METHODS: Using potential outcome notation, we demonstrate that a modified intention-to-treat analysis which excludes participants who do not begin treatment is estimating a principal stratum estimand (i.e. the treatment effect in the subpopulation of participants who would begin treatment, regardless of which arm they were assigned to). The modified intention-to-treat estimator is unbiased for the principal stratum estimand under the assumption that the intercurrent event is not affected by the assigned treatment arm, that is, participants who initiate treatment in one arm would also do so in the other arm (i.e. if someone began the intervention, they would also have begun the control, and vice versa).

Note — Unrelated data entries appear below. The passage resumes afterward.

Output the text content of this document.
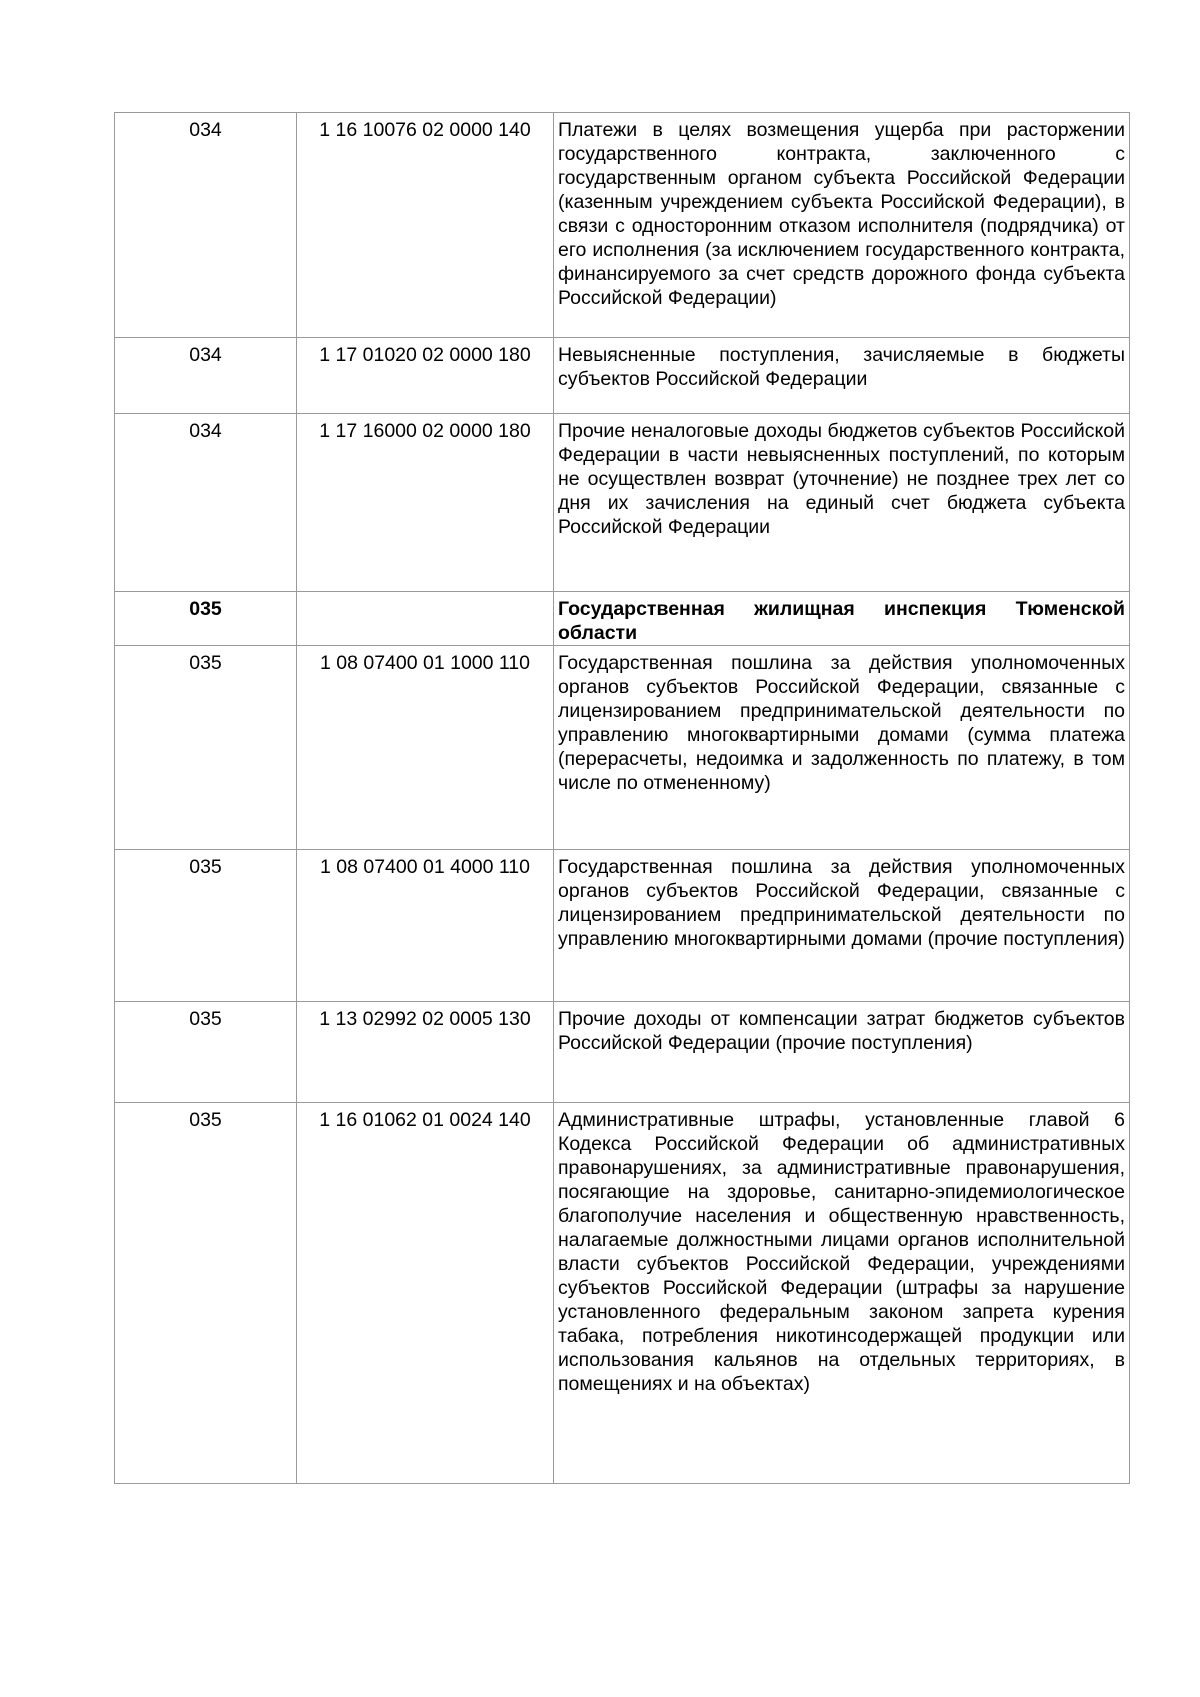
034	1 16 10076 02 0000 140	Платежи в целях возмещения ущерба при расторжении государственного контракта, заключенного с государственным органом субъекта Российской Федерации (казенным учреждением субъекта Российской Федерации), в связи с односторонним отказом исполнителя (подрядчика) от его исполнения (за исключением государственного контракта, финансируемого за счет средств дорожного фонда субъекта Российской Федерации)
034	1 17 01020 02 0000 180	Невыясненные поступления, зачисляемые в бюджеты субъектов Российской Федерации
034	1 17 16000 02 0000 180	Прочие неналоговые доходы бюджетов субъектов Российской Федерации в части невыясненных поступлений, по которым не осуществлен возврат (уточнение) не позднее трех лет со дня их зачисления на единый счет бюджета субъекта Российской Федерации
035		Государственная жилищная инспекция Тюменской области
035	1 08 07400 01 1000 110	Государственная пошлина за действия уполномоченных органов субъектов Российской Федерации, связанные с лицензированием предпринимательской деятельности по управлению многоквартирными домами (сумма платежа (перерасчеты, недоимка и задолженность по платежу, в том числе по отмененному)
035	1 08 07400 01 4000 110	Государственная пошлина за действия уполномоченных органов субъектов Российской Федерации, связанные с лицензированием предпринимательской деятельности по управлению многоквартирными домами (прочие поступления)
035	1 13 02992 02 0005 130	Прочие доходы от компенсации затрат бюджетов субъектов Российской Федерации (прочие поступления)
035	1 16 01062 01 0024 140	Административные штрафы, установленные главой 6 Кодекса Российской Федерации об административных правонарушениях, за административные правонарушения, посягающие на здоровье, санитарно-эпидемиологическое благополучие населения и общественную нравственность, налагаемые должностными лицами органов исполнительной власти субъектов Российской Федерации, учреждениями субъектов Российской Федерации (штрафы за нарушение установленного федеральным законом запрета курения табака, потребления никотинсодержащей продукции или использования кальянов на отдельных территориях, в помещениях и на объектах)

RESULTS: We identify two key criteria in determining whether the modified intention-to-treat estimator is likely to be unbiased: first, we must be able to measure the participants in each treatment arm who experience the intercurrent event, and second, the assumption that treatment allocation will not affect whether the participant begins treatment must be reasonable. Most double-blind trials will satisfy these criteria, as the decision to start treatment cannot be influenced by the allocation, and we provide an example of an open-label trial where these criteria are likely to be satisfied as well, implying that a modified intention-to-treat analysis which excludes participants who do not begin treatment is an unbiased estimator for the principal stratum effect in these settings. We also give two examples where these criteria will not be satisfied (one comparing an active intervention vs usual care, where we cannot identify which usual care participants would have initiated the active intervention, and another comparing two active interventions in an unblinded manner, where knowledge of the assigned treatment arm may affect the participant’s choice to begin or not), implying that a modified intention-to-treat estimator will be biased in these settings.

CONCLUSION: A modified intention-to-treat analysis which excludes participants who do not begin treatment can be an unbiased estimator for the principal stratum estimand. Our framework can help identify when the assumptions for unbiasedness are likely to hold, and thus whether modified intention-to-treat is appropriate or not.